Mention of the final persecutor and world-deceiver is taught by St. Paul only in 2 Thessalonians 2. The notion of final eschatological showdown between light and darkness has deep roots in Second Temple Judaism. (For a good survey of this background, see the article by Fr. Stephen De Young here.) St. Paul was telling his excited and excitable new converts that the Second Coming was not imminent and that therefore they should not quit their day jobs and wait around for it. In fact Christ would not return until after the final apostasia or rebellion had occurred and the “man of lawlessness” (in some MSS, “the man of sin”) was revealed. This rebel would claim divine status and perform lying demonic miracles to deceive the whole world. But he would not arrive until after “the restrainer/ what restrains” was removed: according many Fathers, a reference to the Roman Emperor/ Empire. The point was that, as things then stood, the Second Coming was not imminent, and they should all get back to work.

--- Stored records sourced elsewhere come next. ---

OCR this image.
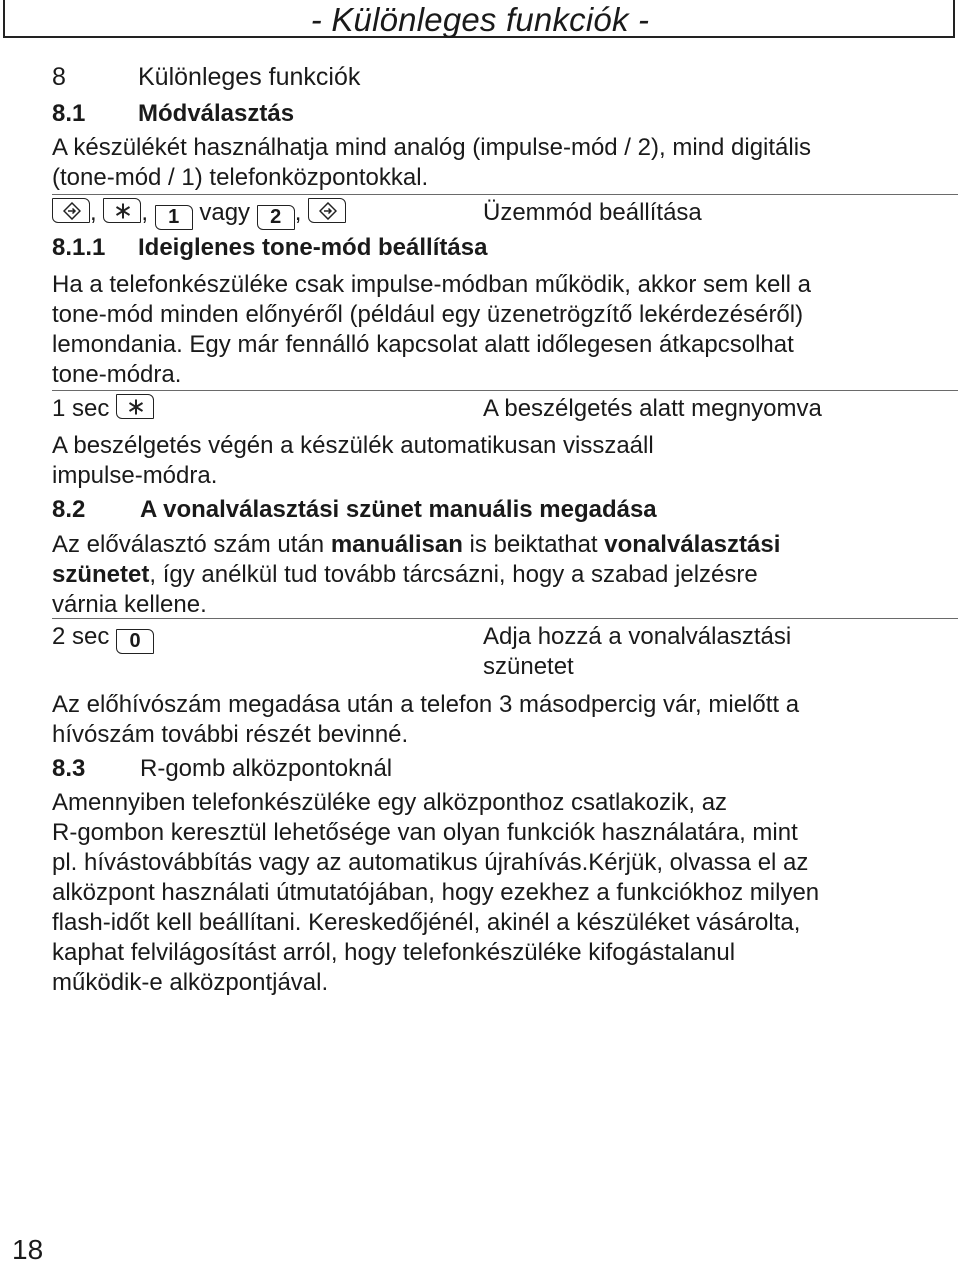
- Különleges funkciók -
8	Különleges funkciók
8.1 Módválasztás
A készülékét használhatja mind analóg (impulse-mód / 2), mind digitális
(tone-mód / 1) telefonközpontokkal.
, , 1 vagy 2 ,	Üzemmód beállítása
8.1.1 Ideiglenes tone-mód beállítása
Ha a telefonkészüléke csak impulse-módban működik, akkor sem kell a
tone-mód minden előnyéről (például egy üzenetrögzítő lekérdezéséről)
lemondania. Egy már fennálló kapcsolat alatt időlegesen átkapcsolhat
tone-módra.
1 sec	A beszélgetés alatt megnyomva
A beszélgetés végén a készülék automatikusan visszaáll
impulse-módra.
8.2 A vonalválasztási szünet manuális megadása
Az előválasztó szám után manuálisan is beiktathat vonalválasztási
szünetet, így anélkül tud tovább tárcsázni, hogy a szabad jelzésre
várnia kellene.
2 sec 0	Adja hozzá a vonalválasztási
szünetet
Az előhívószám megadása után a telefon 3 másodpercig vár, mielőtt a
hívószám további részét bevinné.
8.3 R-gomb alközpontoknál
Amennyiben telefonkészüléke egy alközponthoz csatlakozik, az
R-gombon keresztül lehetősége van olyan funkciók használatára, mint
pl. hívástovábbítás vagy az automatikus újrahívás.Kérjük, olvassa el az
alközpont használati útmutatójában, hogy ezekhez a funkciókhoz milyen
flash-időt kell beállítani. Kereskedőjénél, akinél a készüléket vásárolta,
kaphat felvilágosítást arról, hogy telefonkészüléke kifogástalanul
működik-e alközpontjával.
18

This is, I believe, excellent advice and perennially pertinent. It is too easy to become “quickly shaken in mind and excited” (2 Thessalonians 2:2) about the Antichrist and the last days. What we need are balance, sobriety of spirit, and calm—all the better to have our hearts “directed to the love of God and steadfastness of Christ” (2 Thessalonians 3:5). Whether or not the arrival of Antichrist is imminent is irrelevant to a mature Christian. The mature disciple will live in the light, not sleeping in sin, but daily putting on the breastplate of faith and love and the helmet of hope, ready for the spiritual conflict that is always at hand (1 Thessalonians 5:6-7).
In short, we should always be ready to endure persecution, to recognize and resist wicked deception, and to meet the Lord. Whether or not we live in the “terminal generation”, we are all of us terminal, and will all die soon enough. Our readiness to meet God should have nothing to do with calendar or current events. It doesn’t matter when the Antichrist will come; we must all be ready to die today.